Ok, time to try something else then. The first error message tells that SSL connection could not be established. Let’s try http then. So, let’s create a Azure Storage Account and disable the requirement for secure transfer. I’ll upload the data files into a container with access level set to Blob (anonymous read access for blobs only). Let’s see what happens when ingesting data using http.

// Load the data:
.ingest async into table DetectiveCases (@'http://desperatelytrying.blob.core.windows.net/kusto-detective-season2/log_00000.csv.gz')
.ingest async into table DetectiveCases (@'http://desperatelytrying.blob.core.windows.net/kusto-detective-season2/log_00001.csv.gz')
.ingest into table DetectiveCases (@'http://desperatelytrying.blob.core.windows.net/kusto-detective-season2/log_00002.csv.gz')

And guess what? It works.

Running some simple queries to get a sense how the emulator performs

Let’s run few simple commands and see how the emulator works. Let’s first count the total amount of rows and then have a quick peek of the data.

DetectiveCases 
| count 

DetectiveCases 
| limit 500

Sample of the data

We can see that there are detectives represented by their DetectiveId. We can also see that there exists few event types for a case. We can find the different events with the following query.

DetectiveCases
| distinct EventType

Looks like there are four event types (CaseOpened, CaseAssigned, CaseSolved and CaseUnsolved). From the sample we can also see that a case gets set a Bounty at CaseOpened event. Actual value in Propertied-column inside a json-string. We could get the actual value using for example parse_json()-function (docs).

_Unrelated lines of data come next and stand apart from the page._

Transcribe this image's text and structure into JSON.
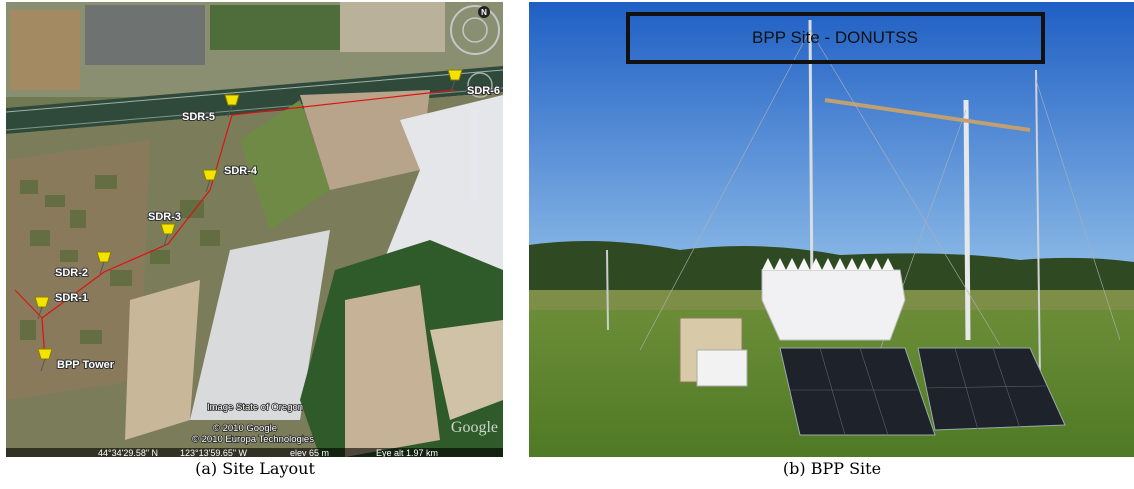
{
  "panels": [
    {
      "caption": "(a) Site Layout",
      "map": {
        "sites": [
          "SDR-6",
          "SDR-5",
          "SDR-4",
          "SDR-3",
          "SDR-2",
          "SDR-1",
          "BPP Tower"
        ],
        "compass": "N",
        "credits": [
          "Image State of Oregon",
          "© 2010 Google",
          "© 2010 Europa Technologies"
        ],
        "watermark": "Google",
        "status": [
          "44°34'29.58\" N",
          "123°13'59.65\" W",
          "elev  65 m",
          "Eye alt   1.97 km"
        ]
      }
    },
    {
      "caption": "(b) BPP Site",
      "banner": "BPP Site - DONUTSS"
    }
  ]
}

Let’s have a look of the CaseSolved cases.

DetectiveCases
| where EventType == "CaseSolved"
| order by CaseId asc 

How about CaseUnsolved cases, or if we want to see which detectives were assigned to which cases?

DetectiveCases
| where EventType == "CaseUnsolved"
| order by CaseId asc

DetectiveCases
| where EventType == "CaseAssigned"
| order by CaseId asc

We can see that a case can have more than one detective, which is pretty obvious I suppose. We might come to a conclusion that the bounty gets split between all the assigned detectives. Or maybe it’s only split between the detectives that solve the case?

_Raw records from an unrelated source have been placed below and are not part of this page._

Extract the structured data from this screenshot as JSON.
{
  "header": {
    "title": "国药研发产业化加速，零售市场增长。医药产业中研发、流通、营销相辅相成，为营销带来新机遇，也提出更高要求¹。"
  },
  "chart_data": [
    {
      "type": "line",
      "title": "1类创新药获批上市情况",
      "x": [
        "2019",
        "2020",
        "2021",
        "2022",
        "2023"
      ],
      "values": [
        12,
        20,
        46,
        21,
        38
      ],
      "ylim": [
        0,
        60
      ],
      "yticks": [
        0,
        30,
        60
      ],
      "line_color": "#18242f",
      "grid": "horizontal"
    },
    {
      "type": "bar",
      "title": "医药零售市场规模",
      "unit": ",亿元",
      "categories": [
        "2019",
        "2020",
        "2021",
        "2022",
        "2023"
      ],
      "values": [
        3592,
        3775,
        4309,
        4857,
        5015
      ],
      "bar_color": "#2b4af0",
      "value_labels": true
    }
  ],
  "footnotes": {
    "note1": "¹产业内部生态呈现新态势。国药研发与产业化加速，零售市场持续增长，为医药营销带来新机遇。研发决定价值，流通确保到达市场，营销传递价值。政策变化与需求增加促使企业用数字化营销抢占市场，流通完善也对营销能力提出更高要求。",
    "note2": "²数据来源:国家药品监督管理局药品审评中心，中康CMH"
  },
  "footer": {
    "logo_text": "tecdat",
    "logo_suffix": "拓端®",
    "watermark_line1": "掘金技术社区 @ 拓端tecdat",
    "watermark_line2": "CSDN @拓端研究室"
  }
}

But let’s just stop here as I don’t want to spoil anything. Go and join the agency and solve the onboarding case by answering the following question: Who is the detective that earned most money in 2022?.

Once you provide the correct answer, you’ll get a shiny new badge (credly) like this.

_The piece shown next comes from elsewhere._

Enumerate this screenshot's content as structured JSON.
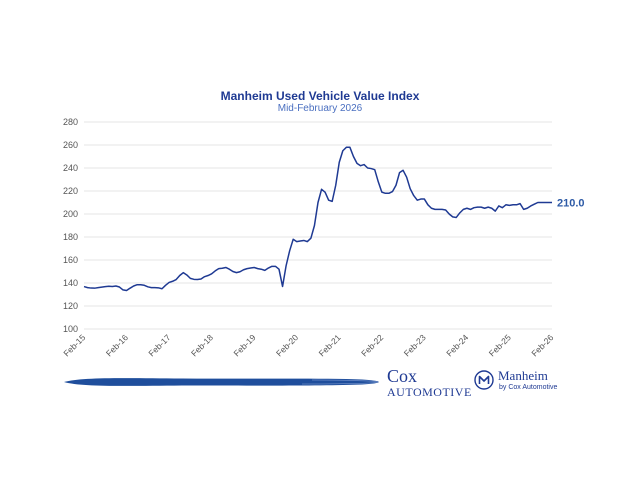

Kusto Detective Agency - Onboarding badge

Before heading out to solve some of the other cases and to achieve rank promotions on the Detective agency, I’ll run few more queries. This time adding the month of year and summarizing the data by month.

DetectiveCases
| where EventType == "CaseSolved"
| extend month=monthofyear(Timestamp)
| summarize casesSolved=count() by month
| order by month asc

How about we add cumulative sum?

DetectiveCases
| where EventType == "CaseSolved"
| extend month=monthofyear(Timestamp)
| summarize casesSolved=count() by month
| order by month asc
| extend cumulativeCaseSolved=row_cumsum(casesSolved)

Running nicely under a second.

Final words

In this blog post I demonstrated how to prepare WSL for running Kusto emulator. We then took it for spin and finally found a way to ingest data into the database. Finally we ran some queries to see that the emulator works. At least all the simple queries I ran during my tests performed well. Some took few seconds and some were done in a split second.

Wish you luck cracking the cases, and above all HAVE FUN!